BANDUNG — Momentum Hari Kartini 2026 dimaknai sebagai fase baru dalam perjuangan perempuan, yang kini tidak lagi sebatas isu kesetaraan, tetapi telah berkembang menjadi kekuatan nyata dalam berbagai sektor.

Hal tersebut disampaikan Ridwan Ginanjar yang menilai perempuan muda saat ini telah bertransformasi menjadi aktor utama dalam perubahan sosial, ekonomi, hingga politik di tingkat akar rumput.
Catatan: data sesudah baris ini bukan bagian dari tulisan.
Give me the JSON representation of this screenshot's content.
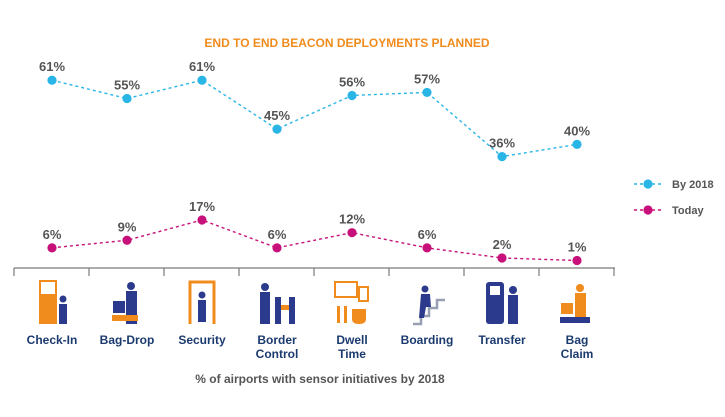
{
  "chart_data": {
    "type": "line",
    "title": "END TO END BEACON DEPLOYMENTS PLANNED",
    "xlabel": "% of airports with sensor initiatives by 2018",
    "ylabel": "",
    "categories": [
      "Check-In",
      "Bag-Drop",
      "Security",
      "Border Control",
      "Dwell Time",
      "Boarding",
      "Transfer",
      "Bag Claim"
    ],
    "series": [
      {
        "name": "By 2018",
        "color": "#29b6e6",
        "values": [
          61,
          55,
          61,
          45,
          56,
          57,
          36,
          40
        ]
      },
      {
        "name": "Today",
        "color": "#c8107a",
        "values": [
          6,
          9,
          17,
          6,
          12,
          6,
          2,
          1
        ]
      }
    ],
    "value_suffix": "%",
    "legend_position": "right",
    "line_style": "dashed",
    "grid": false,
    "colors": {
      "title": "#f08c1e",
      "label_text": "#555555",
      "category_text": "#1b3a6e",
      "icon_navy": "#2b3a8c",
      "icon_orange": "#f08c1e"
    },
    "icons": [
      "check-in-kiosk-icon",
      "bag-drop-icon",
      "security-gate-icon",
      "border-control-icon",
      "dwell-time-icon",
      "boarding-stairs-icon",
      "transfer-kiosk-icon",
      "bag-claim-icon"
    ]
  }
}
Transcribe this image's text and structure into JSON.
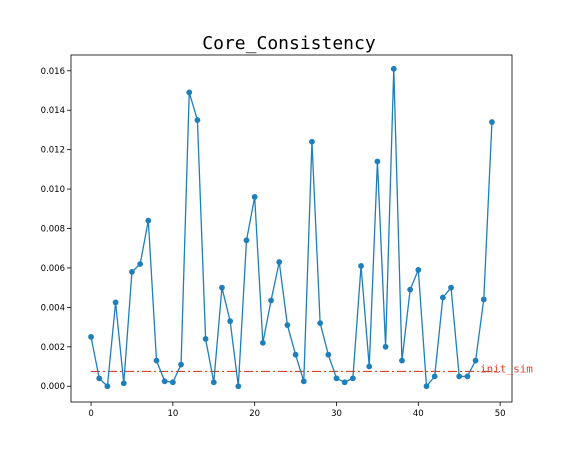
{
  "chart_data": {
    "type": "line",
    "title": "Core_Consistency",
    "xlabel": "",
    "ylabel": "",
    "xlim": [
      -2.45,
      51.45
    ],
    "ylim": [
      -0.0008,
      0.0168
    ],
    "xticks": [
      0,
      10,
      20,
      30,
      40,
      50
    ],
    "xtick_labels": [
      "0",
      "10",
      "20",
      "30",
      "40",
      "50"
    ],
    "yticks": [
      0.0,
      0.002,
      0.004,
      0.006,
      0.008,
      0.01,
      0.012,
      0.014,
      0.016
    ],
    "ytick_labels": [
      "0.000",
      "0.002",
      "0.004",
      "0.006",
      "0.008",
      "0.010",
      "0.012",
      "0.014",
      "0.016"
    ],
    "grid": false,
    "series": [
      {
        "color": "#1f7fb8",
        "marker": "circle",
        "x": [
          0,
          1,
          2,
          3,
          4,
          5,
          6,
          7,
          8,
          9,
          10,
          11,
          12,
          13,
          14,
          15,
          16,
          17,
          18,
          19,
          20,
          21,
          22,
          23,
          24,
          25,
          26,
          27,
          28,
          29,
          30,
          31,
          32,
          33,
          34,
          35,
          36,
          37,
          38,
          39,
          40,
          41,
          42,
          43,
          44,
          45,
          46,
          47,
          48,
          49
        ],
        "y": [
          0.0025,
          0.0004,
          0.0,
          0.00425,
          0.00015,
          0.0058,
          0.0062,
          0.0084,
          0.0013,
          0.00025,
          0.0002,
          0.0011,
          0.0149,
          0.0135,
          0.0024,
          0.0002,
          0.005,
          0.0033,
          0.0,
          0.0074,
          0.0096,
          0.0022,
          0.00435,
          0.0063,
          0.0031,
          0.0016,
          0.00025,
          0.0124,
          0.0032,
          0.0016,
          0.0004,
          0.0002,
          0.0004,
          0.0061,
          0.001,
          0.0114,
          0.002,
          0.0161,
          0.0013,
          0.0049,
          0.0059,
          0.0,
          0.0005,
          0.0045,
          0.005,
          0.0005,
          0.0005,
          0.0013,
          0.0044,
          0.0134
        ]
      }
    ],
    "reference_lines": [
      {
        "label": "init_sim",
        "y": 0.00075,
        "color": "#d9432b",
        "style": "dashdot"
      }
    ]
  }
}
“Perempuan muda hari ini bukan lagi sekadar simbol emansipasi, mereka adalah penggerak perubahan. Mereka hadir di komunitas, di ruang digital, di sektor ekonomi, bahkan di garis depan advokasi sosial,” ujarnya, Selasa 21 April 2026.

Menurutnya, geliat aktivisme perempuan muda, khususnya di Jawa Barat, menunjukkan pergeseran signifikan dari sekadar partisipasi menuju peran kepemimpinan yang berdampak langsung di masyarakat.

Meski demikian, ia mengakui masih terdapat sejumlah tantangan mendasar, terutama terkait belum meratanya kesempatan bagi perempuan dalam berbagai ruang strategis. Ia menilai, stigma terhadap kapasitas perempuan masih kerap muncul dalam dinamika gerakan.

“Ini yang harus kita luruskan. Justru kehadiran perempuan dalam gerakan menghadirkan perspektif yang lebih utuh dan menjadi penyeimbang dalam dinamika pergerakan. Mereka tidak lemah secara logika, mereka memperkaya arah gerakan,” tegasnya.

Lebih lanjut, Ridwan mendorong organisasi kepemudaan untuk mengambil peran aktif dalam menciptakan ekosistem yang inklusif dan berkeadilan gender. Ia menilai, masa depan daerah sangat bergantung pada sejauh mana perempuan muda diberikan ruang untuk berkembang dan berkontribusi.

“Jika kita ingin perubahan yang nyata, maka perempuan muda tidak hanya harus hadir, tetapi juga harus diberi ruang untuk tumbuh, mengambil peran, dan menjadi kekuatan utama dalam perubahan sosial,” pungkasnya.